Greater Harrisburg's Community Magazine

Bee Creative: At SAM, it’s an artist/hive collaboration

Artists sometimes collaborate with each other, but it’s rare the “other” is an insect.

But human-bee “cooperation” has become a growing part of the work of Ladislav Hanka, a Michigan-based artist. The result is mixed media with bees heavily in the mix.

Hanka inserts etchings into a living beehive, where the bees “continue the creative process” by adding layers of wax, he said.

“Initially, I paint my artwork with a thin, translucent layer of hot beeswax, which soaks in and makes the strange object at least familiar to the bees,” Hanka said. “They tend to accept it more readily, and, if I attach some honeycomb, they’ll generally initiate work right there, adding to it or moving it around.”

One of two outcomes is likely, he said. Either the bees cover the art completely and obscure everything with a deep layer of capped honey, or they may push the “offending materials out of their environment.”

Either way, Hanka explained, he relinquishes control of the final product “to the bees in an act of creative collaboration.”

An exhibit devoted to this collaboration is now on view in the Lobby Gallery of the Susquehanna Art Museum. Entitled “Embraced by Honey Bees,” the show includes such works as “Brook Trout Enfolder in Beeswax by Honey Bees” and “Dragonfly Embraced and Enveloped by Honey Bees.” Both are etchings with drypoint and beeswax applied by living bees in a hive.

Another work, “Myself Emerging from the Mire and Embalmed by Honeybees,” is a photo-etching, using the same method.

The exhibit’s concept “is hard to understand without seeing the work, plus we have extensive labeling,” said Lauren Nye, SAM’s director of exhibitions. “What comes out is purely a matter of chance. These are three-dimensional pieces, as delicate and beautiful as honeycombs.”

Hanka is also a printmaker and does works on paper.
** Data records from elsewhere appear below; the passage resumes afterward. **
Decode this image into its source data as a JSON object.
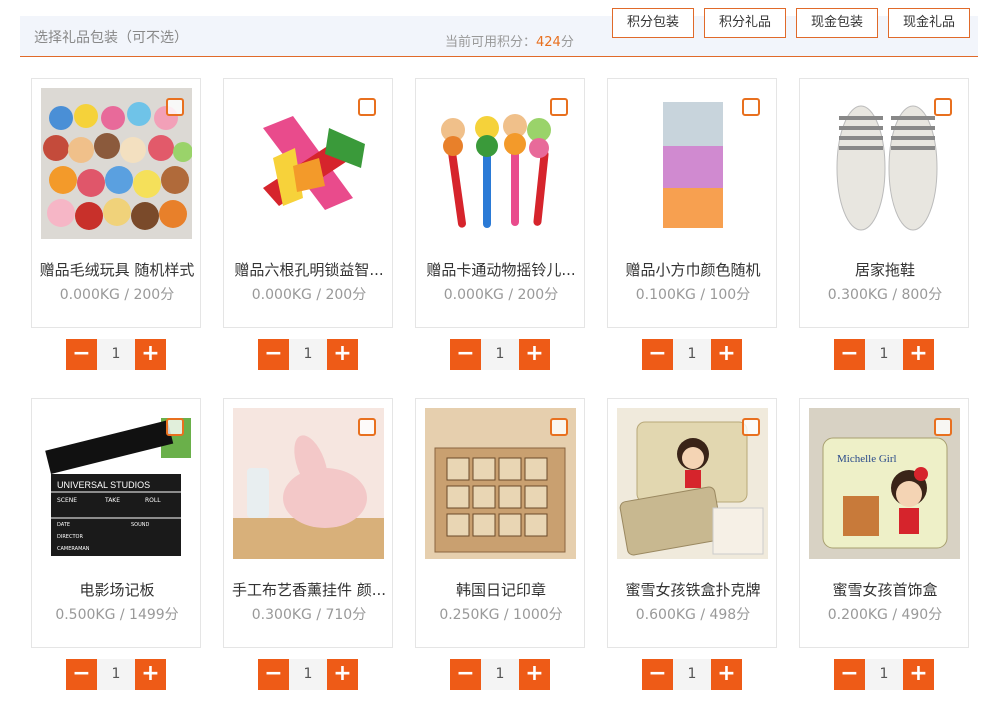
{
  "header": {
    "hint": "选择礼品包装（可不选）",
    "points_label": "当前可用积分：",
    "points_value": "424",
    "points_unit": "分"
  },
  "tabs": [
    {
      "label": "积分包装"
    },
    {
      "label": "积分礼品"
    },
    {
      "label": "现金包装"
    },
    {
      "label": "现金礼品"
    }
  ],
  "colors": {
    "accent": "#ee5b17",
    "border": "#e06a2a"
  },
  "products": [
    {
      "name": "赠品毛绒玩具 随机样式",
      "meta": "0.000KG / 200分",
      "qty": "1",
      "image": "plush-toys"
    },
    {
      "name": "赠品六根孔明锁益智...",
      "meta": "0.000KG / 200分",
      "qty": "1",
      "image": "wooden-puzzle"
    },
    {
      "name": "赠品卡通动物摇铃儿...",
      "meta": "0.000KG / 200分",
      "qty": "1",
      "image": "rattles"
    },
    {
      "name": "赠品小方巾颜色随机",
      "meta": "0.100KG / 100分",
      "qty": "1",
      "image": "towels"
    },
    {
      "name": "居家拖鞋",
      "meta": "0.300KG / 800分",
      "qty": "1",
      "image": "slippers"
    },
    {
      "name": "电影场记板",
      "meta": "0.500KG / 1499分",
      "qty": "1",
      "image": "clapperboard"
    },
    {
      "name": "手工布艺香薰挂件 颜...",
      "meta": "0.300KG / 710分",
      "qty": "1",
      "image": "fabric-rabbit"
    },
    {
      "name": "韩国日记印章",
      "meta": "0.250KG / 1000分",
      "qty": "1",
      "image": "stamps"
    },
    {
      "name": "蜜雪女孩铁盒扑克牌",
      "meta": "0.600KG / 498分",
      "qty": "1",
      "image": "tin-cards"
    },
    {
      "name": "蜜雪女孩首饰盒",
      "meta": "0.200KG / 490分",
      "qty": "1",
      "image": "jewelry-box",
      "box_text": "Michelle Girl"
    }
  ],
  "clapper_text": [
    "UNIVERSAL STUDIOS",
    "SCENE",
    "TAKE",
    "ROLL",
    "DATE",
    "SOUND",
    "DIRECTOR",
    "CAMERAMAN"
  ]
}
And, naturally, he’s a beekeeper.

“He’s a unique kind of guy,” Nye said.

Bringing together etchings and bees, which Hanka began in 2010, is “neither brilliant nor untoward,” he said. “Instead, it’s the self-evident and child-like impetus with one in the left hand and the other in the right, to bring them together.”

It seems intuitive that anyone working with bees and beehives will expect injuries, but Hanka sees it differently.

“I don’t get injured,” he said. “Stings are not only harmless in general but often healing, and hardly constitute an injury. You do have to be ready to be stung, of course. It goes with the territory.”

The impulse toward art in general started early for Hanka and only intensified from there.

“From around the age of 6, I had the habit of sketching from life,” he said. “At 73, I began to grasp the structures of birds and beasts, insects and fish, and the way plants grow.”

His work is based on equal parts of observation and studio work and is exhibited in many public collections. He has mounted more than 120 one-man shows.

The SAM exhibit will not be the only opportunity for central Pennsylvanians to see Hanka’s creations. Two other exhibits are taking place concurrently. Messiah College’s Murray Library is showing Book Arts by Ladislav Hanka,” featuring his handmade volumes of etchings and text, made in collaboration with Jan Sobota. Meanwhile, Messiah’s High Center, the performing arts venue, is exhibiting “Scriptum Arborum,” which includes bee collaborations and other large-scale work.

Hanka will speak and demonstrate at several events at both venues before the shows close.

Stephen and Cherie Fieser, who own Robinson’s Rare Books & Fine Prints in Harrisburg, discovered Hanka’s work around 2013 at an art auction.

“We were hooked on the spot and bid until it was ours,” Stephen said. “This was our first knowledge of him. The pieces that went to our gallery found immediate favor with our visitors.”

The couple is now representing Hanka in the region.

Friends of Murray Library had already purchased one of Hanka’s books for the library’s Artists’ Books Collection—a special collection in which the book is the art form and that often challenges the assumed definition of a book, said Cherie Fieser, the library’s director.

Hanka’s bee work isn’t totally unique, but it remains rare.

“Other artists have looked at bees and wondered what might come of that collaboration,” he said. “Maybe a half-dozen folks. I suppose it has the look of an idea whose time has come and which might well have arisen independently [among these artists] as these things so often do.”